The Delhi Green Camp included sessions on entrepreneurship, health and adventure. The entrepreneurship sessions to educate the boys, from classes 7 to 10, on employment opportunities was conducted by professionals from firms like General Electric and Corporate Executive Board.
MAD volunteers constructed a wall where rappelling exercises were conduct, much to the delight of the young boys. The children also constructed miniature houses with cardboard.
The camp was a culmination of a two-month long fund raising drive by 250-odd MAD volunteers of Delhi. For the volunteers, themselves only a few years elder than the boys, it was a great learning experience—living and working with the young leaders.
MAD works in 23 cities in India and boasts almost 5000 members.
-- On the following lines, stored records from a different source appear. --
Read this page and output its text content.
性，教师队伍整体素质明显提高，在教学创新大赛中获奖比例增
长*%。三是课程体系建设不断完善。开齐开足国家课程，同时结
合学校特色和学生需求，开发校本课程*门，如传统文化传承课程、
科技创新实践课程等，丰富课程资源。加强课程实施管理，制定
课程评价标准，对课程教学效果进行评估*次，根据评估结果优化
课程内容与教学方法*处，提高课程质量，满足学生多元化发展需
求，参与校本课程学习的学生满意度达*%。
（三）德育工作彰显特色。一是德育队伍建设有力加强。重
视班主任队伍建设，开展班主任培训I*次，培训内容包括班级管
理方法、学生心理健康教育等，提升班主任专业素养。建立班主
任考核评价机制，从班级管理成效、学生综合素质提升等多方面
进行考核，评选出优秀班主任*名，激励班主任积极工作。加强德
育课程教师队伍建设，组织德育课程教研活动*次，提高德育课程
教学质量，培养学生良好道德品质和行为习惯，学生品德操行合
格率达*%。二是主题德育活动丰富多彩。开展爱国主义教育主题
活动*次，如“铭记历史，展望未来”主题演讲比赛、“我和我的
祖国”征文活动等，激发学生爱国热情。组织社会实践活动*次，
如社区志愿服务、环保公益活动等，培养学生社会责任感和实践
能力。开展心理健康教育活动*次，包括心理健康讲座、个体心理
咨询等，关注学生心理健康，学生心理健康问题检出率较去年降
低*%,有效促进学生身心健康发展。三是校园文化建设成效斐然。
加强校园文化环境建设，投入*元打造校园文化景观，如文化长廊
In Delhi they claim to cater to 600 children in five orphanages and shelters.
One of their main campaigns are English classes, conducted by college students on weekends. Students dedicate three hours each every weekend to teach English to underprivileged children.
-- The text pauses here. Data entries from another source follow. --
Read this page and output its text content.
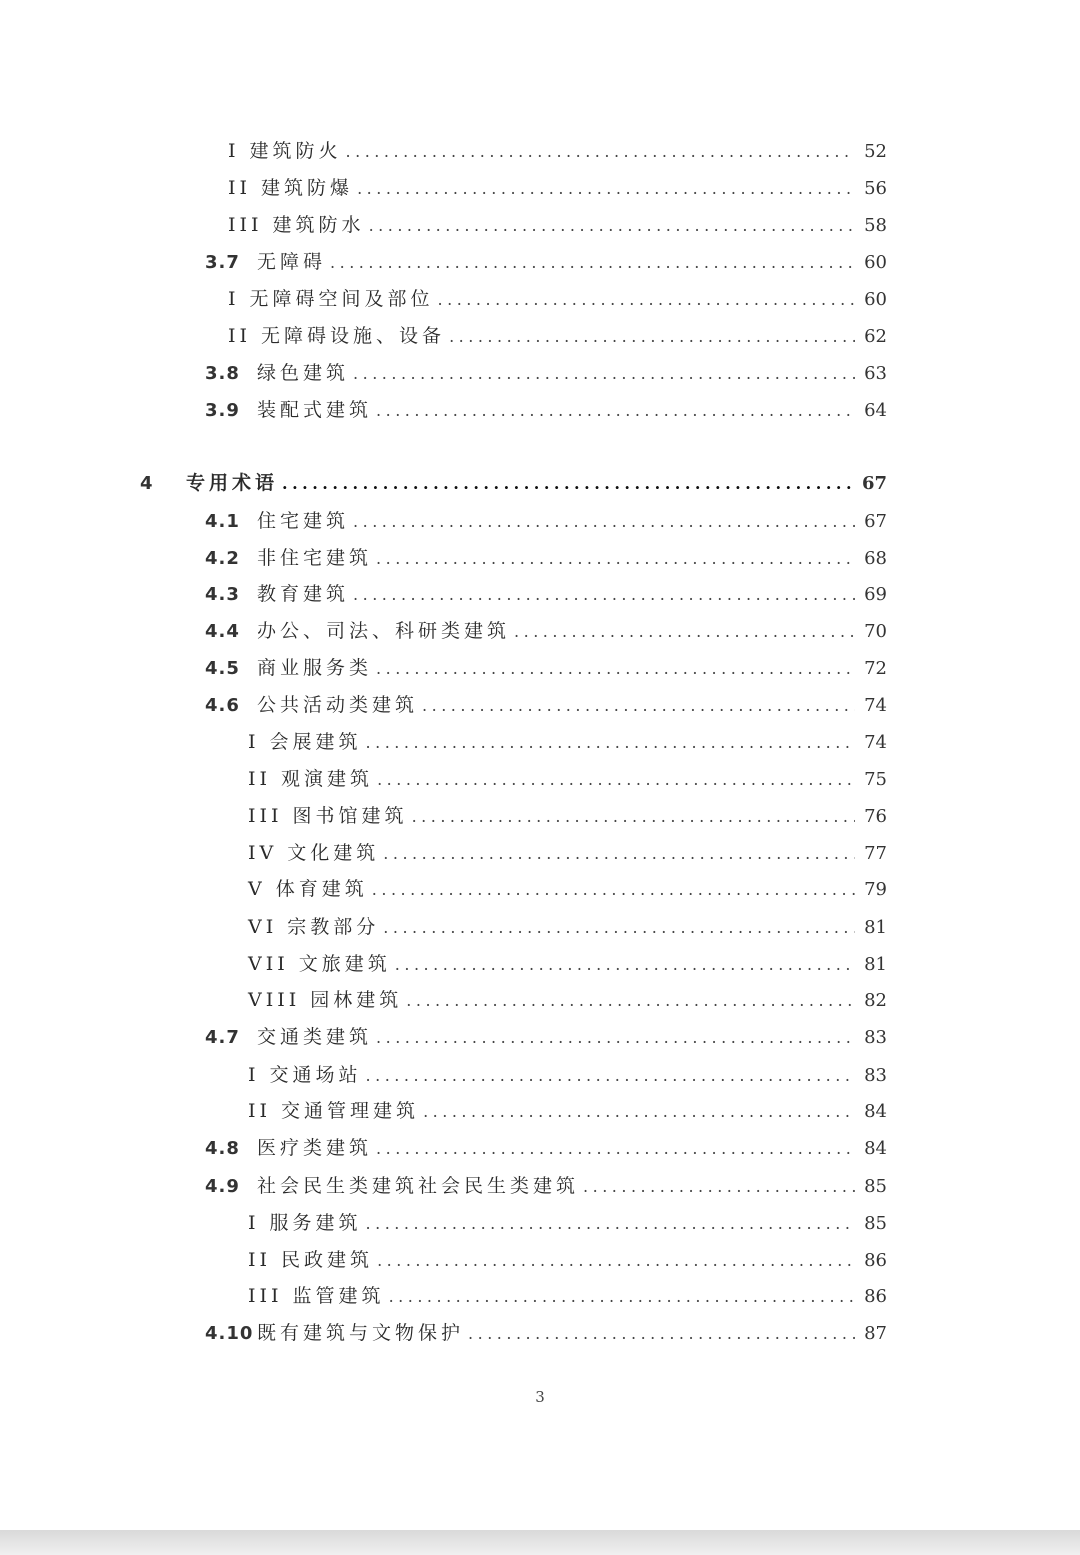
I 建筑防火 .....	52
II 建筑防爆 .....	56
III 建筑防水 .....	58
3.7 无障碍 .....	60
I 无障碍空间及部位 .....	60
II 无障碍设施、设备 .....	62
3.8 绿色建筑 .....	63
3.9 装配式建筑 .....	64
4	专用术语 .....	67
4.1 住宅建筑 .....	67
4.2 非住宅建筑 .....	68
4.3 教育建筑 .....	69
4.4 办公、司法、科研类建筑 .....	70
4.5 商业服务类 .....	72
4.6 公共活动类建筑 .....	74
I 会展建筑 .....	74
II 观演建筑 .....	75
III 图书馆建筑 .....	76
IV 文化建筑 .....	77
V 体育建筑 .....	79
VI 宗教部分 .....	81
VII 文旅建筑 .....	81
VIII 园林建筑 .....	82
4.7 交通类建筑 .....	83
I 交通场站 .....	83
II 交通管理建筑 .....	84
4.8 医疗类建筑 .....	84
4.9 社会民生类建筑社会民生类建筑 .....	85
I 服务建筑 .....	85
II 民政建筑 .....	86
III 监管建筑 .....	86
4.10 既有建筑与文物保护 .....	87
3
These children go to Hindi medium schools during the week, but are weak in English. Children are grouped according to their English proficiency and taught English courses prescribed by the Cambridge University Press, MAD sources say.
MAD also conducts placement sessions with experts from various fields. As part of this they visit police stations and technology firms. Google participated in an internet awareness programme by MAD, a couple of months back.
“In collaboration with Bookwallah— a non-profit that delivers books to underprivileged youth—MAD has set up a library each in the Arya Bal Griha and Bachchon ka Ghar in Daryaganj. MAD volunteers physically constructed the spaces and painted them,” says the organisation’s vice president for public relations Ritika Taneja.